Dzisiaj sytuacja jest już o wiele poważniejsza, brakuje personelu medycznego. Mamy natomiast większą wiedzę na temat COVID-19, jego rozprzestrzeniania się, mutacji. Mamy także szczepionki. Z jednej strony sytuacja jest groźniejsza, a z drugiej jaśniejsza, lepiej znana.  Skoncentrujmy się na rodzinie. Kto będzie chciał i komu się uda, pójdzie do kościoła, bo one przecież nie są zamknięte. Wiele będzie zależało od duszpasterzy, ale myślę, że zrobią oni wszystko, aby zagwarantować wiernym możliwość fizycznego uczestniczenia we mszy świętej. Trzeba pamiętać, że duża część parafian jest już zaszczepiona. Tych osób jest coraz więcej. Wiele przeszło już COVID-19 i są ozdrowieńcami. Dlatego myślę, że wcale aż tak źle nie będzie. Wydaje mi się, że uda nam się i przeżyjemy te święta bardzo dobrze. Na pewno nie będzie to tak, jak dwa lata temu, kiedy wszyscy mogliśmy iść z palemką. Ale mimo wszystko naprawdę będą to piękne, rodzinne święta. A bardzo dużo zależy od nas samych. Wystarczy, że posłużymy się tą większą wyobraźnią. Ja wierzę w Polaków. Nawet jeżeli święta odbędą się bez kościoła, nie odbierze im to sensu i ich wartości.

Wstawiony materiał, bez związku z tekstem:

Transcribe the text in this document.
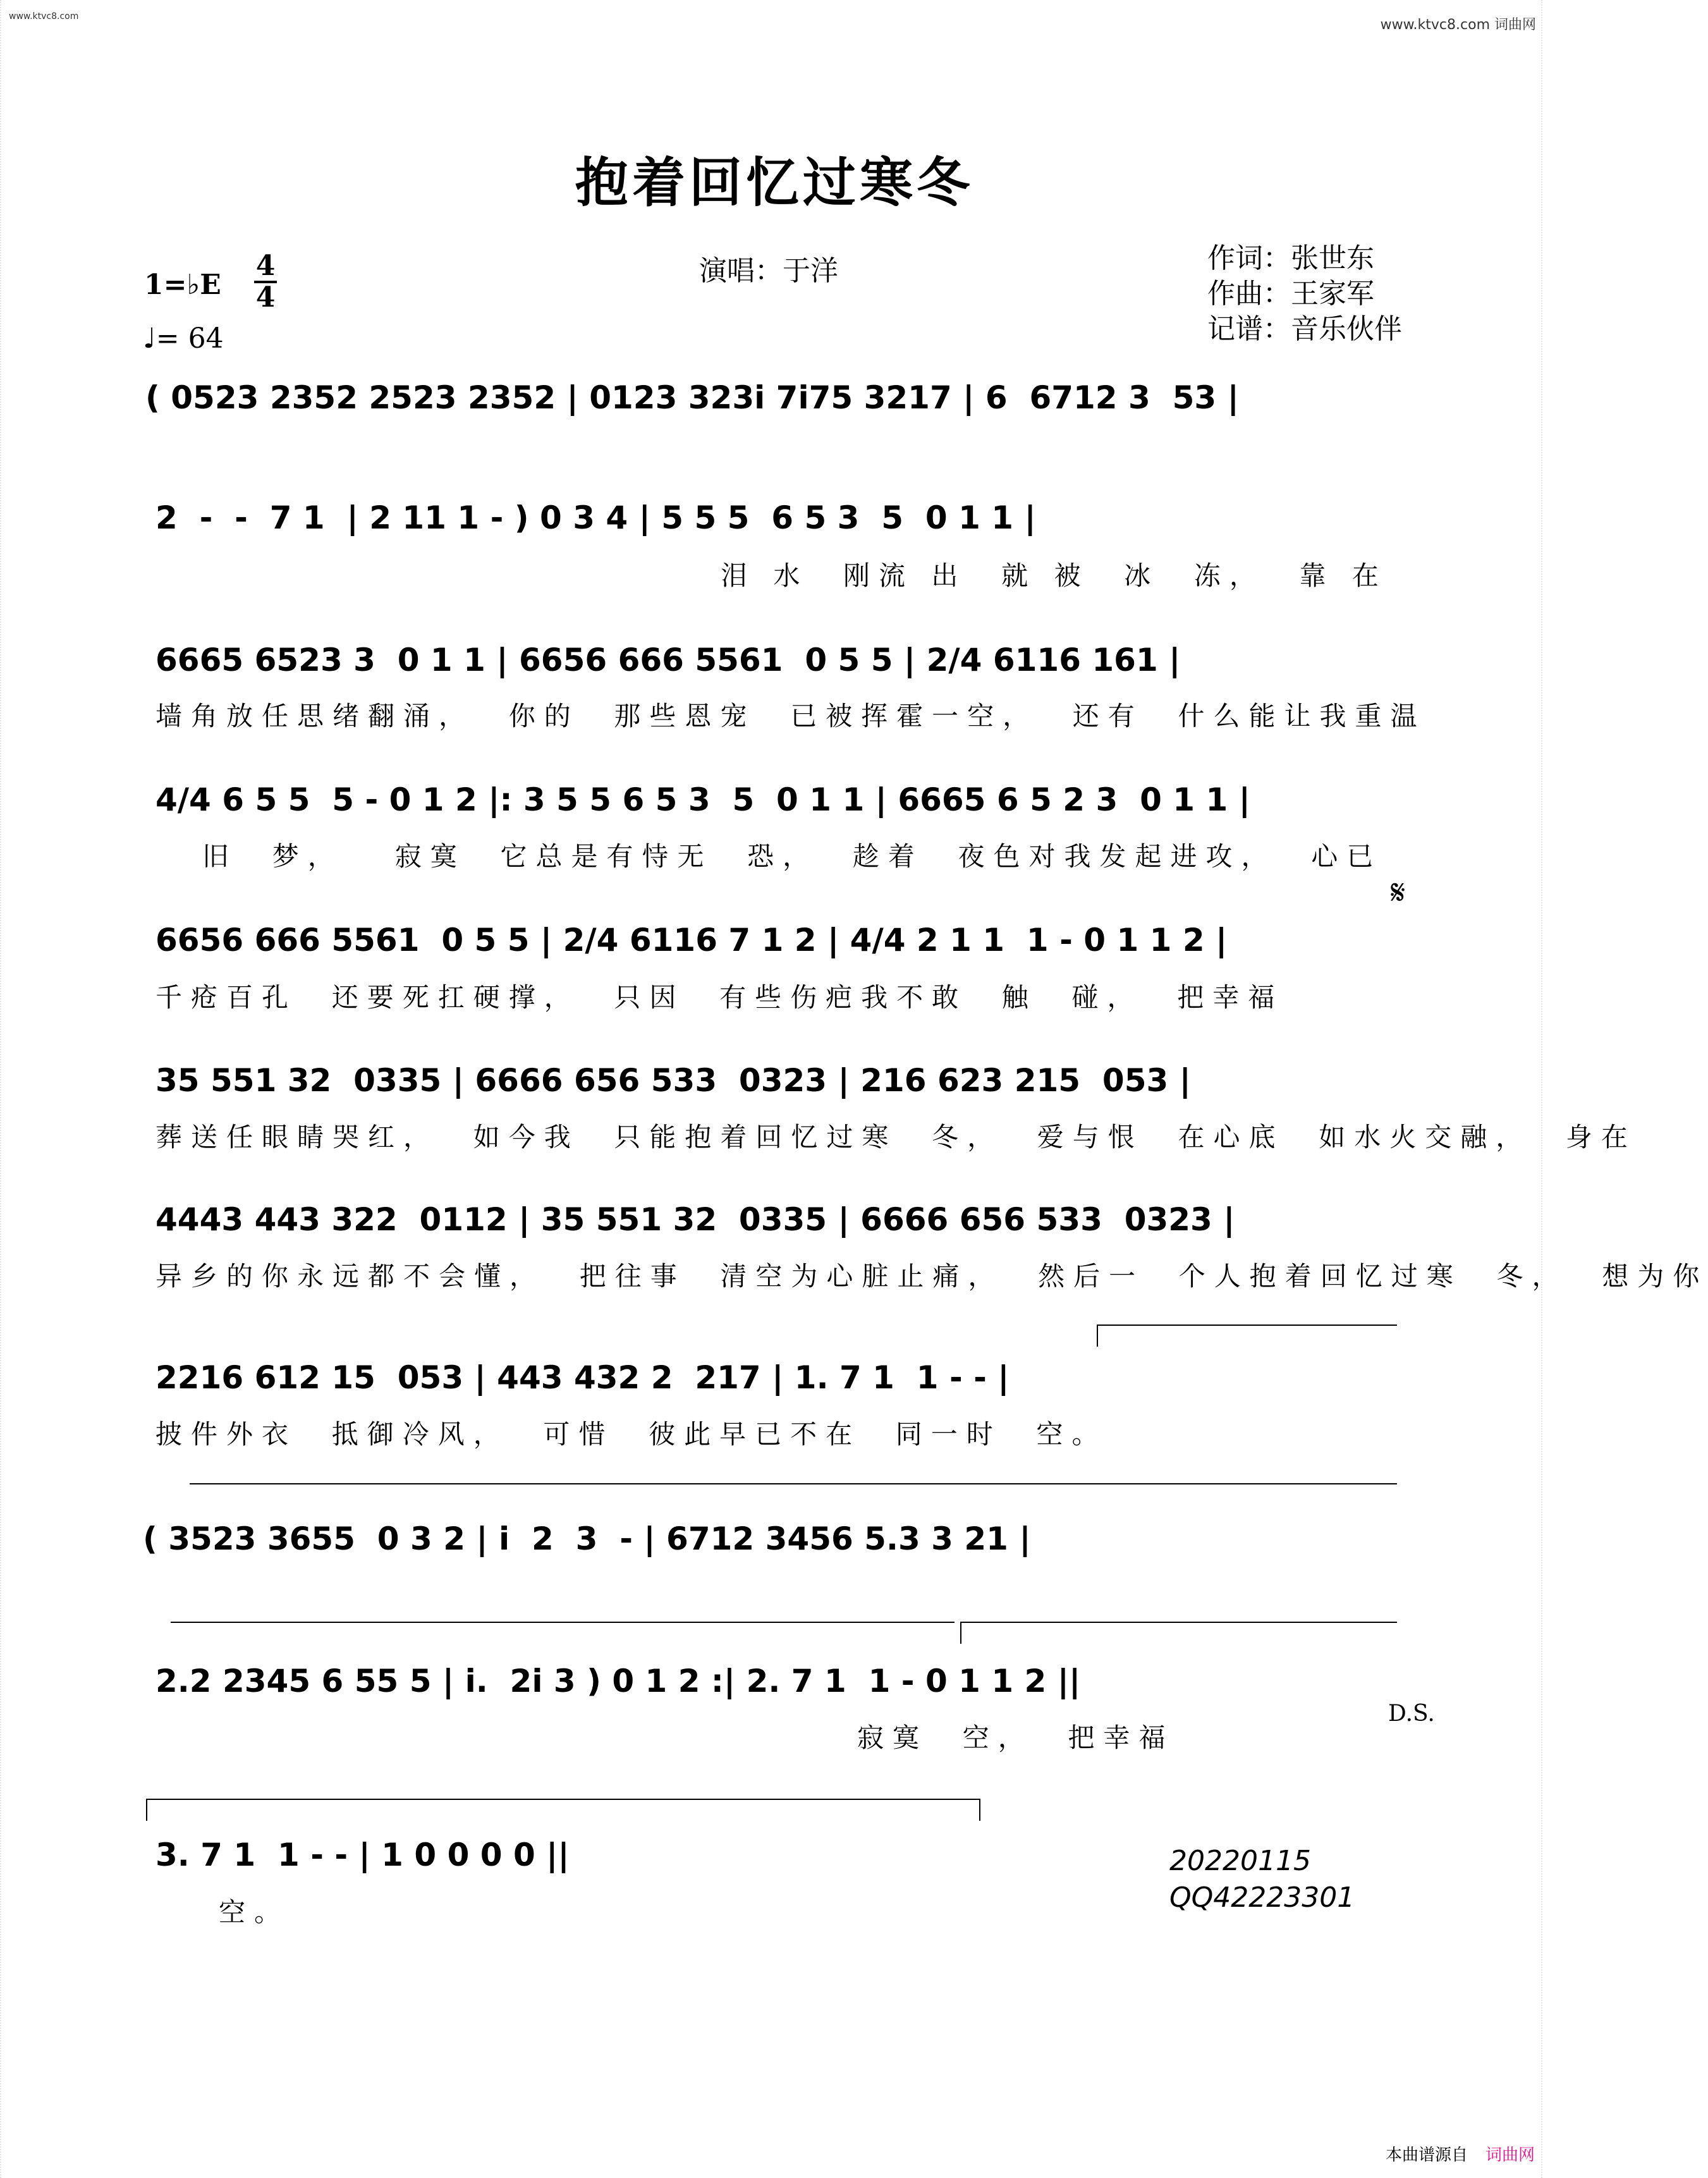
www.ktvc8.com
www.ktvc8.com 词曲网
抱着回忆过寒冬
1=♭E
4
4
♩= 64
演唱：于洋	作词：张世东
作曲：王家军
记谱：音乐伙伴
( 0523 2352 2523 2352 | 0123 323i 7i75 3217 | 6  6712 3  53 |
2  -  -  7 1  | 2 11 1 - ) 0 3 4 | 5 5 5  6 5 3  5  0 1 1 |
泪 水  刚流 出  就 被  冰  冻，  靠 在
6665 6523 3  0 1 1 | 6656 666 5561  0 5 5 | 2/4 6116 161 |
墙角放任思绪翻涌，  你的  那些恩宠  已被挥霍一空，  还有  什么能让我重温
4/4 6 5 5  5 - 0 1 2 |: 3 5 5 6 5 3  5  0 1 1 | 6665 6 5 2 3  0 1 1 |
旧  梦，   寂寞  它总是有恃无  恐，  趁着  夜色对我发起进攻，  心已
6656 666 5561  0 5 5 | 2/4 6116 7 1 2 | 4/4 2 1 1  1 - 0 1 1 2 |
千疮百孔  还要死扛硬撑，  只因  有些伤疤我不敢  触  碰，  把幸福
35 551 32  0335 | 6666 656 533  0323 | 216 623 215  053 |
葬送任眼睛哭红，  如今我  只能抱着回忆过寒  冬，  爱与恨  在心底  如水火交融，  身在
4443 443 322  0112 | 35 551 32  0335 | 6666 656 533  0323 |
异乡的你永远都不会懂，  把往事  清空为心脏止痛，  然后一  个人抱着回忆过寒  冬，  想为你
2216 612 15  053 | 443 432 2  217 | 1. 7 1  1 - - |
披件外衣  抵御冷风，  可惜  彼此早已不在  同一时  空。
( 3523 3655  0 3 2 | i  2  3  - | 6712 3456 5.3 3 21 |
2.2 2345 6 55 5 | i.  2i 3 ) 0 1 2 :| 2. 7 1  1 - 0 1 1 2 ||
寂寞  空，  把幸福
D.S.
3. 7 1  1 - - | 1 0 0 0 0 ||
空。
𝄋
20220115
QQ42223301
本曲谱源自 词曲网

 W jaki sposób pandemia dotknęła księdza osobiście?

Dla mnie osobiście jest to bardzo trudny czas. Nie mogę teraz wrócić do miejsca, w którym powinienem być. Od roku jestem pozbawiony możliwości wyjazdu do Federacji Rosyjskiej, gdzie dwa lata temu zacząłem pracować i tworzyć nową wspólnotę parafialną, ormiańsko katolicką parafię Świętego Krzyża. Staram się jednak patrzyć pozytywnie i wykorzystuję ten czas na coś innego. Cały czas jednak wierząc, że kiedyś wszystko wróci do normy. Trzeba tylko cierpliwie poczekać – zawsze to sobie powtarzam. Ja wcześniej dużo podróżowałem. Teraz musiałem zrezygnować z moich podróży i wielu projektów naukowych. Sam również zachorowałem na COVID-19, przebywałem w szpitalu i bardzo ciężko to przeszedłem. Dlatego mogę wypowiedzieć się na temat epidemii nie tylko jako osoba duchowna, ale również jako zwykły człowiek, który przeżył zakażenie koronawirusem.

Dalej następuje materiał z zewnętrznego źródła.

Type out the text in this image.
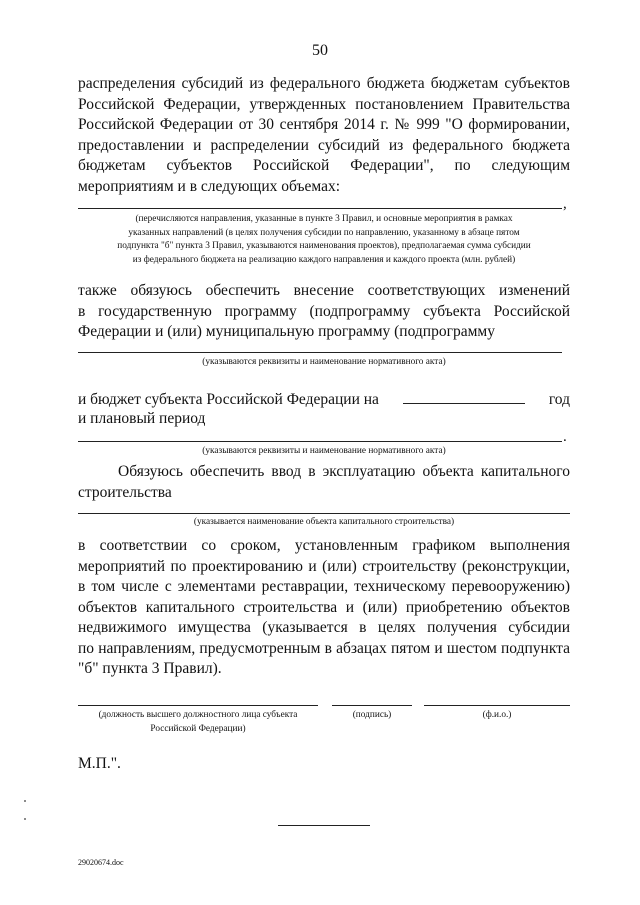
50
распределения субсидий из федерального бюджета бюджетам субъектов
Российской Федерации, утвержденных постановлением Правительства
Российской Федерации от 30 сентября 2014 г. № 999 "О формировании,
предоставлении и распределении субсидий из федерального бюджета
бюджетам субъектов Российской Федерации", по следующим
мероприятиям и в следующих объемах:
,
(перечисляются направления, указанные в пункте 3 Правил, и основные мероприятия в рамках
указанных направлений (в целях получения субсидии по направлению, указанному в абзаце пятом
подпункта "б" пункта 3 Правил, указываются наименования проектов), предполагаемая сумма субсидии
из федерального бюджета на реализацию каждого направления и каждого проекта (млн. рублей)
также обязуюсь обеспечить внесение соответствующих изменений
в государственную программу (подпрограмму субъекта Российской
Федерации и (или) муниципальную программу (подпрограмму
(указываются реквизиты и наименование нормативного акта)
и бюджет субъекта Российской Федерации на	год
и плановый период
.
(указываются реквизиты и наименование нормативного акта)
Обязуюсь обеспечить ввод в эксплуатацию объекта капитального
строительства
(указывается наименование объекта капитального строительства)
в соответствии со сроком, установленным графиком выполнения
мероприятий по проектированию и (или) строительству (реконструкции,
в том числе с элементами реставрации, техническому перевооружению)
объектов капитального строительства и (или) приобретению объектов
недвижимого имущества (указывается в целях получения субсидии
по направлениям, предусмотренным в абзацах пятом и шестом подпункта
"б" пункта 3 Правил).
(должность высшего должностного лица субъекта
Российской Федерации)
(подпись)	(ф.и.о.)
М.П.".
29020674.doc
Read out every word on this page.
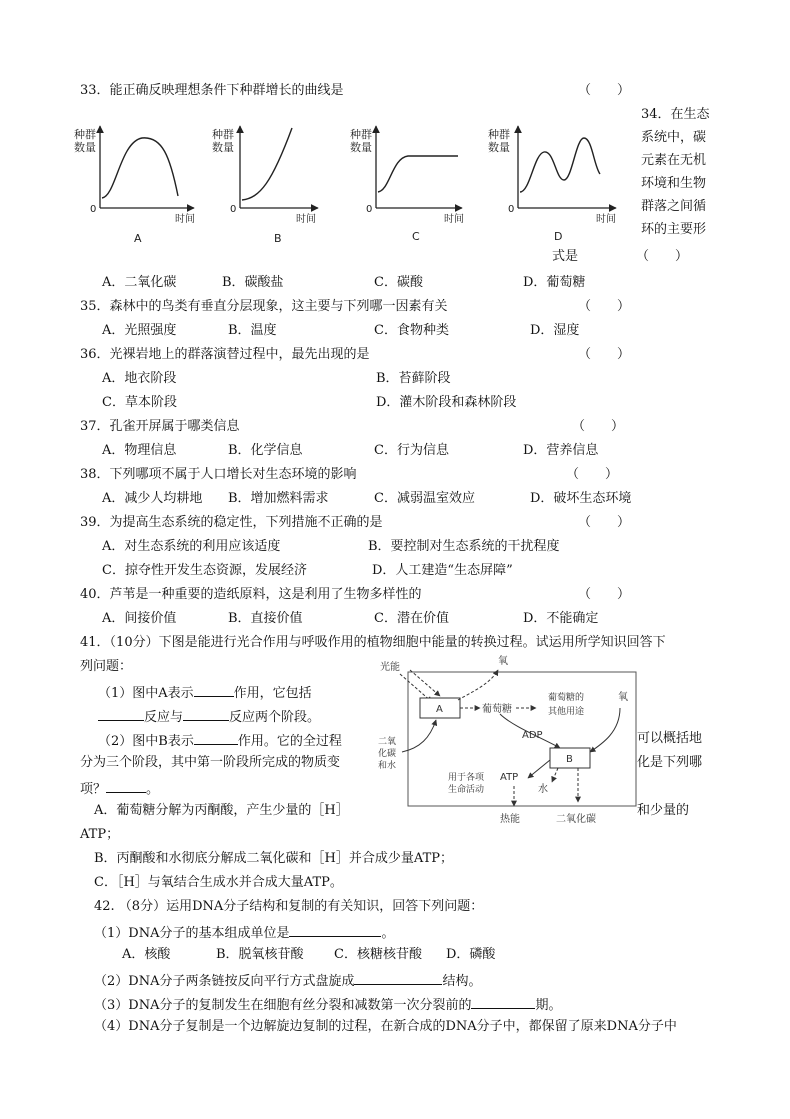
33．能正确反映理想条件下种群增长的曲线是	（　　）
种群
数量
0
时间
A
种群
数量
0
时间
B
种群
数量
0
时间
C
种群
数量
0
时间
D
34．在生态
系统中，碳
元素在无机
环境和生物
群落之间循
环的主要形
式是	（　　）
A．二氧化碳	B．碳酸盐	C．碳酸	D．葡萄糖
35．森林中的鸟类有垂直分层现象，这主要与下列哪一因素有关	（　　）
A．光照强度	B．温度	C．食物种类	D．湿度
36．光裸岩地上的群落演替过程中，最先出现的是	（　　）
A．地衣阶段	B．苔藓阶段
C．草本阶段	D．灌木阶段和森林阶段
37．孔雀开屏属于哪类信息	（　　）
A．物理信息	B．化学信息	C．行为信息	D．营养信息
38．下列哪项不属于人口增长对生态环境的影响	（　　）
A．减少人均耕地 B．增加燃料需求	C．减弱温室效应	D．破坏生态环境
39．为提高生态系统的稳定性，下列措施不正确的是	（　　）
A．对生态系统的利用应该适度	B．要控制对生态系统的干扰程度
C．掠夺性开发生态资源，发展经济	D．人工建造“生态屏障”
40．芦苇是一种重要的造纸原料，这是利用了生物多样性的	（　　）
A．间接价值	B．直接价值	C．潜在价值	D．不能确定
41．（10分）下图是能进行光合作用与呼吸作用的植物细胞中能量的转换过程。试运用所学知识回答下
列问题：
（1）图中A表示	作用，它包括
反应与	反应两个阶段。
（2）图中B表示	作用。它的全过程	可以概括地
分为三个阶段，其中第一阶段所完成的物质变	化是下列哪
项？	。
A．葡萄糖分解为丙酮酸，产生少量的［H］	和少量的
ATP；
B．丙酮酸和水彻底分解成二氧化碳和［H］并合成少量ATP；
C．［H］与氧结合生成水并合成大量ATP。
光能
A
氧
葡萄糖
葡萄糖的
其他用途
氧
二氧
化碳
和水
ADP
B
ATP
用于各项
生命活动	水
热能	二氧化碳
42. （8分）运用DNA分子结构和复制的有关知识，回答下列问题：
（1）DNA分子的基本组成单位是	。
A．核酸	B．脱氧核苷酸 C．核糖核苷酸 D．磷酸
（2）DNA分子两条链按反向平行方式盘旋成	结构。
（3）DNA分子的复制发生在细胞有丝分裂和减数第一次分裂前的	期。
（4）DNA分子复制是一个边解旋边复制的过程，在新合成的DNA分子中，都保留了原来DNA分子中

Czy pomimo panującej pandemii, ograniczeń i obaw tegoroczne święta mogą być dobre? Czy możemy je przeżyć w spokoju, radości i z nadzieją na lepsze jutro?

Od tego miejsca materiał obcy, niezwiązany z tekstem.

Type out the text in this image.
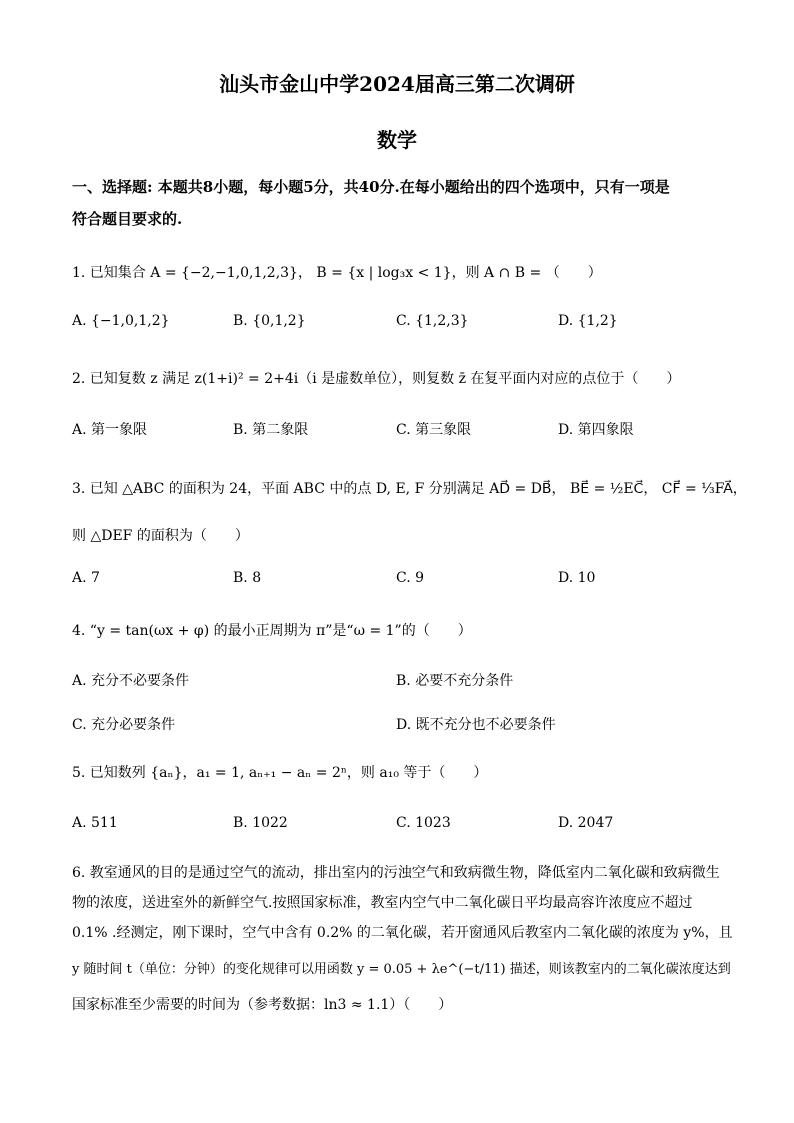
汕头市金山中学2024届高三第二次调研
数学
一、选择题: 本题共8小题，每小题5分，共40分.在每小题给出的四个选项中，只有一项是
符合题目要求的.
1. 已知集合 A = {−2,−1,0,1,2,3}， B = {x | log₃x < 1}，则 A ∩ B = （　　）
A. {−1,0,1,2}	B. {0,1,2}	C. {1,2,3}	D. {1,2}
2. 已知复数 z 满足 z(1+i)² = 2+4i（i 是虚数单位），则复数 z̄ 在复平面内对应的点位于（　　）
A. 第一象限	B. 第二象限	C. 第三象限	D. 第四象限
3. 已知 △ABC 的面积为 24，平面 ABC 中的点 D, E, F 分别满足 AD⃗ = DB⃗， BE⃗ = ½EC⃗， CF⃗ = ⅓FA⃗，
则 △DEF 的面积为（　　）
A. 7	B. 8	C. 9	D. 10
4. “y = tan(ωx + φ) 的最小正周期为 π”是“ω = 1”的（　　）
A. 充分不必要条件	B. 必要不充分条件
C. 充分必要条件	D. 既不充分也不必要条件
5. 已知数列 {aₙ}，a₁ = 1, aₙ₊₁ − aₙ = 2ⁿ，则 a₁₀ 等于（　　）
A. 511	B. 1022	C. 1023	D. 2047
6. 教室通风的目的是通过空气的流动，排出室内的污浊空气和致病微生物，降低室内二氧化碳和致病微生
物的浓度，送进室外的新鲜空气.按照国家标准，教室内空气中二氧化碳日平均最高容许浓度应不超过
0.1% .经测定，刚下课时，空气中含有 0.2% 的二氧化碳，若开窗通风后教室内二氧化碳的浓度为 y%，且
y 随时间 t（单位：分钟）的变化规律可以用函数 y = 0.05 + λe^(−t/11) 描述，则该教室内的二氧化碳浓度达到
国家标准至少需要的时间为（参考数据：ln3 ≈ 1.1）（　　）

Nie ma co patrzeć tak tylko negatywnie i widzieć życia w ciemnych barwach. W rzeczywistości wcale nie zostaliśmy pozbawieni wszystkiego. Nie odebrano nam możliwości spotkania z rodzinami. Można dostrzec teraz naprawdę dużo pozytywów, takich zwyczajnych, naturalnych, ludzkich.

Życzę wszystkim, żeby przez ten krótki okres świąt dostrzegli wiele pozytywów i przeżyli ten czas z rodziną.